Continued belowPeterson’s art is then enhanced by the colours by Pete Toms who harnesses a vibrant, almost neon colour palette. The effect creates a larger than life feel to the artwork, even in those scenes on the comedown where reality seems to creep in at the edges Toms keeps that hallucinogenic feel to the world of “Mayday” with a bright, saturated palette that only ever feels at home in the place in the pages of a comic book. It’s a level of unreality that enhances both the art and the writing outside a rigid sense of place or time and creates what can only be described as a comic book-y effect. While both the writing and the artwork can be described using comparisons to certain films and genres, the colour work on “Mayday” is something that really separates the book from films and entrenches it in the world of comics. It’s the finish that the book needed lest it become a comic wishing it was film, instead it’s a comic using the language of film to talk how we celebrate and experience media as a whole. The celebrates, it turns out, usually involves a lot of drugs.

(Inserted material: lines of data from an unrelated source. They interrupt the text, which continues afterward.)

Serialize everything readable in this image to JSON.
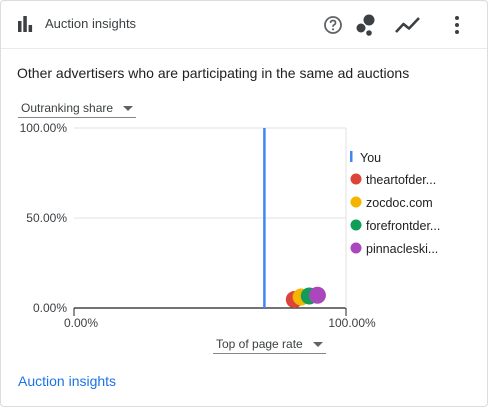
{
  "header": {
    "title": "Auction insights"
  },
  "icons": {
    "header_chart": "bar-chart-icon",
    "help": "help-icon",
    "scatter": "scatter-chart-icon",
    "line": "line-chart-icon",
    "more": "more-vert-icon"
  },
  "subtitle": "Other advertisers who are participating in the same ad auctions",
  "y_metric": {
    "selected": "Outranking share"
  },
  "x_metric": {
    "selected": "Top of page rate"
  },
  "footer": {
    "link_label": "Auction insights"
  },
  "colors": {
    "accent": "#1a73e8"
  },
  "chart_data": {
    "type": "scatter",
    "xlim": [
      0,
      100
    ],
    "ylim": [
      0,
      100
    ],
    "x_ticks": [
      "0.00%",
      "100.00%"
    ],
    "y_ticks": [
      "100.00%",
      "50.00%",
      "0.00%"
    ],
    "grid": true,
    "legend_position": "right",
    "you_line": {
      "name": "You",
      "x": 70,
      "color": "#4285f4"
    },
    "series": [
      {
        "name": "theartofder...",
        "color": "#db4437",
        "x": 81,
        "y": 0.8
      },
      {
        "name": "zocdoc.com",
        "color": "#f4b400",
        "x": 83.5,
        "y": 2.2
      },
      {
        "name": "forefrontder...",
        "color": "#0f9d58",
        "x": 86.5,
        "y": 2.8
      },
      {
        "name": "pinnacleski...",
        "color": "#ab47bc",
        "x": 89.5,
        "y": 3.2
      }
    ]
  }
}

Black Mask Studios is a publisher making a name for themselves on rather niche books that take a brutal and unflinching look at our world through the medium of comics and with “Mayday”, they have another notch on their belt. Curt Pires continues to be a very interesting, very unique writer in comics as eschews large, plot-driven narratives for smaller, character-driven pieces that focus on the underbelly of society people rarely like to think about. “Mayday” is precisely that kind of comic book and with Chris Peterson and Pete Toms, the book is a gorgeous acid trip through the ass end of Hollywood revealing the grit and grime underneath the neon signs and spotlights.
“Mayday” #1 will be published to all good comic book stores on March 25, for anyone that loves films, especially of the kind mentioned repeatedly throughout this review, this is a comic that must not be missed.
Final Verdict: 9.0 – The only thing missing from this title is an ambient synth score. Seriously, don’t miss out on this.